Mais Born to Run me porte à réfléchir beaucoup ces jours-ci, et voilà, ce matin, je me suis réveillée en pensant à mon fils. Mon fils qui, de mon œil de mère, court tellement vite! Et bien! La foulée si rapide qu’on dirait le Road Runner, le corps bien droit qui semble glisser sur l’eau, les cheveux dans le vent… et le sourire… exactement comme Christopher McDougall décrit le peuple Tarahumara. Je me réveille donc en réfléchissant à tout ça et je me dis qu’un de mes plus chers désirs est que mon fils ne perde jamais ce plaisir candide de courir. 

Puis je pense à mes amies Marlène et Véronique. Ce sont de pures coureuses. Marlène n’a participé qu’une seule fois à une course officielle. Pourtant, elle court depuis toujours. Rapide, légère. Elle pourrait avoir déjà couru un marathon qu’elle ne le saurait pas. Son allure, elle ne la connaît pas, elle court pour le simple plaisir, et quand elle n’en a pas envie, elle ne court pas. Un plan? Elle ne connaît pas. Véronique, elle, sort courir complètement « unplugged », comme elle dit. Sur un coup de tête, parce qu’elle en a besoin, sans musique, sans GPS, sans chrono. Juste sa casquette pis ses lunettes. En sortant de la maison, elle lance à son amoureux : « Si je suis pas revenue dans une heure, c’est que j’ai décidé d’en faire deux ». Pour moi, ces filles-là sont de vraies coureuses.

Depuis quelques mois, je me dis qu’il faudrait bien que j’essaie, un jour, de sortir courir sans avoir à arrêter mon chrono au coin des rues, sans avoir à étudier mon itinéraire avant de partir pour être certaine que ça fait 15 km, sans avoir le réflexe de vérifier mon allure à tout bout de champ… qu’il faudrait bien que j’essaie de sortir courir « juste pour le fun »… mais ça n’adonne comme jamais… et j’ai toujours très envie de savoir combien de kilomètres j’ai fait, si j’allais vite ou non, etc. Dépendante, carrément.

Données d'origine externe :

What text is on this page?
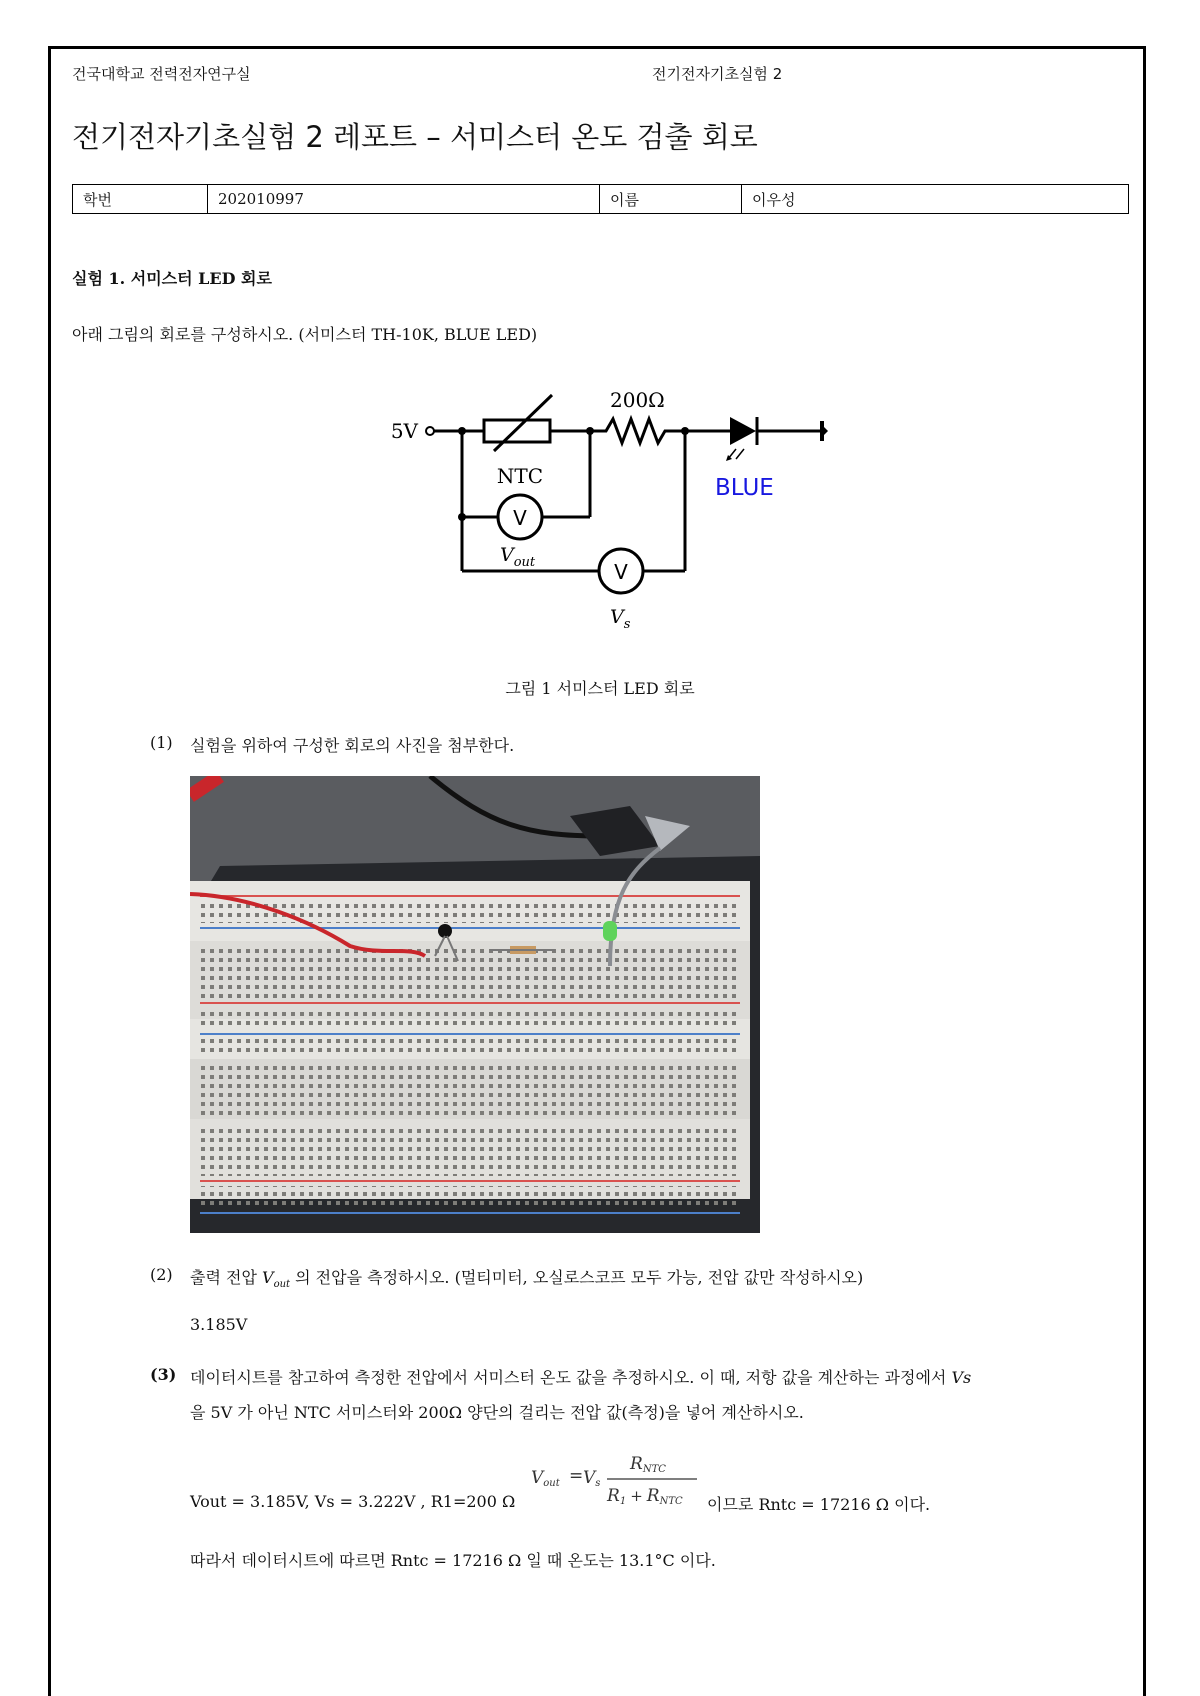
건국대학교 전력전자연구실	전기전자기초실험 2
전기전자기초실험 2 레포트 – 서미스터 온도 검출 회로
학번	202010997	이름	이우성
실험 1. 서미스터 LED 회로
아래 그림의 회로를 구성하시오. (서미스터 TH-10K, BLUE LED)
5V
200Ω
NTC	BLUE
V
V
$V_{out}$
$V_s$
그림 1 서미스터 LED 회로
(1) 실험을 위하여 구성한 회로의 사진을 첨부한다.
(2) 출력 전압 $V_{out}$ 의 전압을 측정하시오. (멀티미터, 오실로스코프 모두 가능, 전압 값만 작성하시오)
3.185V
(3) 데이터시트를 참고하여 측정한 전압에서 서미스터 온도 값을 추정하시오. 이 때, 저항 값을 계산하는 과정에서 Vs
을 5V 가 아닌 NTC 서미스터와 200Ω 양단의 걸리는 전압 값(측정)을 넣어 계산하시오.
Vout = Vs
RNTC
R1 + RNTC
Vout = 3.185V, Vs = 3.222V , R1=200 Ω	이므로 Rntc = 17216 Ω 이다.
따라서 데이터시트에 따르면 Rntc = 17216 Ω 일 때 온도는 13.1°C 이다.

Donc aujourd’hui c’est jour de repos, et je me dis « Et si… et si… j’essayais d’écouter un peu plus mon cœur et un peu moins ma raison… ça donnerait quoi? ». Je me pose cette question parce que je pratique des sports assez antagonistes. Mon coach d’haltérophilie me disait l’autre jour que c’est très rare que des gens pratiquent à la fois l’haltérophilie et des sports d’endurance… et que, soit dit en passant, une course de 5 km est une épreuve d’endurance… moi qui prenais ça comme un sprint!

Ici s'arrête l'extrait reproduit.